Dysphagia occurs when there is a problem with the swallowing process, such as a weakened tongue muscle or the inability to stimulate the swallowing reflex. Strokes and diseases of the nervous system, such as cerebral palsy, are the most common causes of dysphagia. If you have dysphagia, you are at risk for aspiration pneumonia and malnutrition, according to the National Institute on Deafness and Other Communication Disorders. Modified diets, like thickened liquids, minimize your risk.
Levels of Thickness
There are four levels of liquid thickness, according to the Ohio State University Medical Center. Thin liquids include water, soda, juice and broth. Nectar thick liquids include fruit nectar, maple syrup, eggnog, Ensure, tomato juice and cream soups. Honey thick liquids include honey and liquids thickened to a honey consistency. A spoon thick liquid is a pudding. The speech language pathologist and doctor determine the thickened liquid you need.
Some liquids, such as eggnog, are naturally thickened to the appropriate consistency. Other liquids need a thickening agent to reach the right consistency. There are two types of thickeners, starch thickeners and gel-based thickeners, according to the Ohio State University Medical Center. Starch thickeners come in powdered form. Starch thickeners work best when limiting the liquid amount to 4 ounces, says the OSU Medical Center. Gel-based thickeners are more costly than starch thickeners but work more quickly and consistently. Thickeners can be found over the counter at most pharmacies. It is important to closely follow the directions on the package when mixing the liquids to the correct consistency.
Adequacy of the Diet
Thickened liquid diets provide adequate nutrition. However, when you have dysphagia you may have some difficulty taking in enough nutrients to meet your needs.

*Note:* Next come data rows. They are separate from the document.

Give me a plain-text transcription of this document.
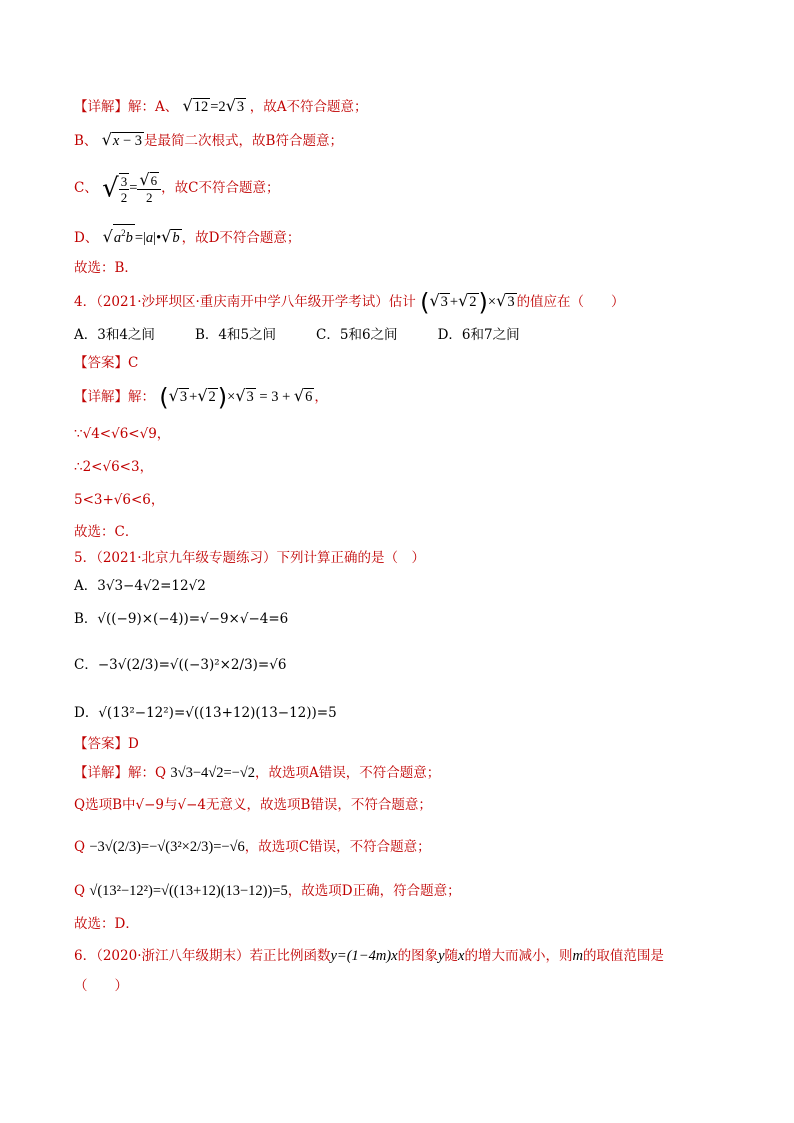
【详解】解：A、 √12 =2√3 ，故A不符合题意；
B、 √x − 3 是最简二次根式，故B符合题意；
C、 √ $\frac{3}{2} = \frac{√6}{2}$ ，故C不符合题意；
D、 $√a^2b$ =|a|•√b ，故D不符合题意；
故选：B．
4．（2021·沙坪坝区·重庆南开中学八年级开学考试）估计 (√3 +√2)×√3 的值应在（　　）
A．3和4之间	B．4和5之间	C．5和6之间	D．6和7之间
【答案】C
【详解】解： (√3 +√2)×√3 = 3 + √6 ，
∵√4<√6<√9，
∴2<√6<3，
5<3+√6<6，
故选：C．
5．（2021·北京九年级专题练习）下列计算正确的是（　）
A．3√3−4√2=12√2
B．√((−9)×(−4))=√−9×√−4=6
C．−3√(2/3)=√((−3)²×2/3)=√6
D．√(13²−12²)=√((13+12)(13−12))=5
【答案】D
【详解】解：Q 3√3−4√2=−√2，故选项A错误，不符合题意；
Q选项B中√−9与√−4无意义，故选项B错误，不符合题意；
Q −3√(2/3)=−√(3²×2/3)=−√6，故选项C错误，不符合题意；
Q √(13²−12²)=√((13+12)(13−12))=5，故选项D正确，符合题意；
故选：D．
6．（2020·浙江八年级期末）若正比例函数y=(1−4m)x的图象y随x的增大而减小，则m的取值范围是
（　　）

You need 6 to 8 cups of fluid a day, according to Jackson/Siegelbaum Gastroenterology. Taking in less than 4 cups may require medical intervention. If you are unable to eat enough calories and protein, you can add calorie and protein boosters, such as dried milk powder and strained baby food, to increase the caloric density of your food.
If you are having difficulty swallowing and need thickened liquids, there are some guidelines regarding safe swallowing. First, it is important to eat all meals in an upright position; this will make sure food goes into the stomach and not the lungs, according to Jackson/Siegelbaum. Take small bites and eat slowly. Try to eat in a relaxed environment and do not talk when you have food in your mouth. After each meal, try to stay in your upright position for at least 30 minutes.